Augsburger Allgemeine (Ausgabe Stadt)
Tafel: Es gab kaum Probleme mit Flüchtlingen
Soziales In Essen nimmt die Einrichtung vorerst nur noch deutsche Bedürftige auf. In Augsburg war ein Aufnahmestopp für Migranten nie ein Thema. Einige helfen sogar beim Austeilen
Seit Januar nimmt die Essener Tafel nur noch Bedürftige mit deutschem Pass an – ein Schritt, der bundesweit für Diskussionen und auch für Empörung sorgt. Unbekannte Täter beschmierten die Türen der Einrichtung und Fahrzeuge der Tafel mit den Parolen „Fuck Nazis“und „Nazis“, mittlerweile hat sich gar die Bundesregierung in die Debatte eingeschaltet. Der Chef der Essener Tafel erwog angesichts der heftigen Reaktionen seinen Rücktritt.

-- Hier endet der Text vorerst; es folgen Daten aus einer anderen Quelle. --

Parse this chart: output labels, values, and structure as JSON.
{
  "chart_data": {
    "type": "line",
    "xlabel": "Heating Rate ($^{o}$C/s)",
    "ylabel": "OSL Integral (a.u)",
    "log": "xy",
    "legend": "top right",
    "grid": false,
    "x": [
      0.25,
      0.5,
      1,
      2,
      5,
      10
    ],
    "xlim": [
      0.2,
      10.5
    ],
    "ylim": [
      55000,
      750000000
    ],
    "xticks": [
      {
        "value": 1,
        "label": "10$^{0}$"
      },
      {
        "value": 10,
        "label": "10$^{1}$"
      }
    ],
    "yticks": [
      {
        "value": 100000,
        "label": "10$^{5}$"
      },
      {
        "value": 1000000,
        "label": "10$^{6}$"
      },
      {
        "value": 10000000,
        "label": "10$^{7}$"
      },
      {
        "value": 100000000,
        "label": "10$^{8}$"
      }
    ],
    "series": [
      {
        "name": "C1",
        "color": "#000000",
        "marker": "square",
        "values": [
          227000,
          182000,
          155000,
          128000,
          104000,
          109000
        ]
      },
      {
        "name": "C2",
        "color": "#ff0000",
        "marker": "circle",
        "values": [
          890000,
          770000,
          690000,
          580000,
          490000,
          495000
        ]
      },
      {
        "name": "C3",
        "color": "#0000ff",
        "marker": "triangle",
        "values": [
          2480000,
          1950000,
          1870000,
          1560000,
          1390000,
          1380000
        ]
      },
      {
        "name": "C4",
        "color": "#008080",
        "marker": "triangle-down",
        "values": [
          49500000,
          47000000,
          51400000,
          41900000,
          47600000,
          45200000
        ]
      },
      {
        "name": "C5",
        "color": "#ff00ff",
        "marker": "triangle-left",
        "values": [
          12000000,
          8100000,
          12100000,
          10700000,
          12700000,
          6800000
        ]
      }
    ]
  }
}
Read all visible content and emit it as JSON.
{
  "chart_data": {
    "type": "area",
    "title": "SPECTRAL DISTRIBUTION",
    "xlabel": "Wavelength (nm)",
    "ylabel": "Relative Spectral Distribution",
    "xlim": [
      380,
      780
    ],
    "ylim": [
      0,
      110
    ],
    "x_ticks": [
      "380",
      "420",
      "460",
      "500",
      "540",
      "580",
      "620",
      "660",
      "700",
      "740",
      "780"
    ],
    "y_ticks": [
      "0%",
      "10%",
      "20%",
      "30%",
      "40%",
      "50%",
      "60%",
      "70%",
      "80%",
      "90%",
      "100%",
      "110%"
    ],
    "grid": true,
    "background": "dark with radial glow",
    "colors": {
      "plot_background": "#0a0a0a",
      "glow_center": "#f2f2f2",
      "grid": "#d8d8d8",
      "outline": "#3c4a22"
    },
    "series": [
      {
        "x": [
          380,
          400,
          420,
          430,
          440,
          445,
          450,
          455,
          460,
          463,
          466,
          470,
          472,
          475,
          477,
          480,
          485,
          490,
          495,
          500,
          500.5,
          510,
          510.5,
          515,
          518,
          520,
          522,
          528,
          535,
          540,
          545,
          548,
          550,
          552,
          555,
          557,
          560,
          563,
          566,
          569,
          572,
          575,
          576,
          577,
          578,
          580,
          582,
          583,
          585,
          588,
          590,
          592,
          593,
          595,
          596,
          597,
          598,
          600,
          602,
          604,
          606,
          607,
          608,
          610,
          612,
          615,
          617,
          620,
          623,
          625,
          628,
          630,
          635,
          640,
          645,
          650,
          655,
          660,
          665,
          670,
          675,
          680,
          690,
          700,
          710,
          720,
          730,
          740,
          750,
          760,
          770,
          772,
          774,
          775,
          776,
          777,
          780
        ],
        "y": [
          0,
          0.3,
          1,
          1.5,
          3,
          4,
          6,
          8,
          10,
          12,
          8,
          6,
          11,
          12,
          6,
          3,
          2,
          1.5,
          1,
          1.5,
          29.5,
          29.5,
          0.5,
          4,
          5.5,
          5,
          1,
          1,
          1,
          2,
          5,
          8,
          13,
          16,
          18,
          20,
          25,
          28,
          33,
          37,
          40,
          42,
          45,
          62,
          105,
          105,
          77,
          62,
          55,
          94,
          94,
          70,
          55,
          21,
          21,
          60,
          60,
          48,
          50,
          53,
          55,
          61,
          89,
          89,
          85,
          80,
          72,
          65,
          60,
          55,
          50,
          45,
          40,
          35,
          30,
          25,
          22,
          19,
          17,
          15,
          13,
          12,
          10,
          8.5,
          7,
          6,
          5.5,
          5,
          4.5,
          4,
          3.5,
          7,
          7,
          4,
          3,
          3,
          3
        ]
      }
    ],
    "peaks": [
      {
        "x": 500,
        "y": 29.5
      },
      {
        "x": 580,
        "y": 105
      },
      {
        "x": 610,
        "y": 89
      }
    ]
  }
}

Die Entscheidung der Essener Einrichtung schlägt hohe Wellen. Zugleich lenkt sie den Blick auf die Lage der Tafeln insgesamt, auch in anderen Städten. In Augsburg ist die Situation nach Auskunft von Fritz Schmidt, dem Vorsitzenden der Tafel, anders als in Essen. Die Lage sei entspannt, auch wenn der Andrang größer sei als früher, bevor viele Flüchtlinge nach Deutschland kamen. Etwa 4500 Menschen werden wöchentlich mit Lebensmittelspenden versorgt, sagt Schmidt. Früher seien es rund 4000 gewesen, ab 2015 aufgrund vieler Asylbewerber und Flüchtlinge teils auch mal 5000. Damals sei man schon an die Grenzen gegangen, berichtet Schmidt. Heute sei das anders – auch, da viele Asylbewerber, die zunächst erst einmal in Erstaufnahmeeinrichtungen in Augsburg untergebracht waren, später in andere Städte verteilt wurden.
Die Tafeln bewahren Lebensmittel davor, vernichtet zu werden: Sie verteilen sie an Bedürftige. Die Existenz der Einrichtungen führt oft zu Diskussionen, ob staatliche Sozialleistungen ausreichend sind. Darum geht es in der aktuellen Debatte allerdings nicht. Die Essener Tafel begründete ihren Schritt auch damit, dass sich in den vergangenen zwei Jahren ältere Tafel-nutzerinnen sowie alleinerziehende Mütter von fremdsprachigen Männern in der Warteschlange abgeschreckt gefühlt hätten. Der Anteil der Migranten unter den Nutzern der Essener Tafel liege bei etwa drei Vierteln. Man wolle auch den Aufnahmestopp wieder aufheben, wenn das Verhältnis ausgeglichener sei.
In Augsburg, sagt Tafel-vorsitzender Schmidt, seien gut 50 Prozent aller Versorgten Migranten. Die Zahl der einstmals 1000 Asylbewerber, die um das Jahr 2015 dazukamen, habe sich deutlich reduziert, 500 seien es aktuell noch, schätzt er. Von kleineren Problemen berichtet allerdings auch Schmidt. Es sei dabei etwa um Asylbewerber gegangen, die sich nicht in die Schlange stellen wollten. „Einige unserer Stammkunden hatten auch Angst, dass sie jetzt weniger bekommen“, sagt Schmidt, der sich mit Kritik an der Essener Tafel zurückhält. Er könne verstehen, dass man dort so reagiere, sagt er. Schmidt betont aber auch: „Wir hätten es nicht so gemacht.“
Lieber hätte man die Öffnungszeiten erweitert oder innerhalb des Dachverbandes „um Hilfe geschrien“, wie Schmidt sagt. Letztlich musste die Einrichtung aber beides nicht. Auch habe sich an der Zusammenstellung der Lebensmittel, die man austeile, durch den Flüchtlingszustrom nichts geändert. „Wir können ohnehin nur nehmen, was uns gespendet wird.“Einige Asylbewerber seien aber weggeblieben, da sie mit den angebotenen Nahrungsmitteln nichts anfangen konnten. Nach Auskunft von Schmidt helfen derzeit etwa 200 Menschen bei der Augsburg Tafel mit und teilen Essen aus. Mittlerweile, sagt er, seien unter den Helfern auch einige Flüchtlinge.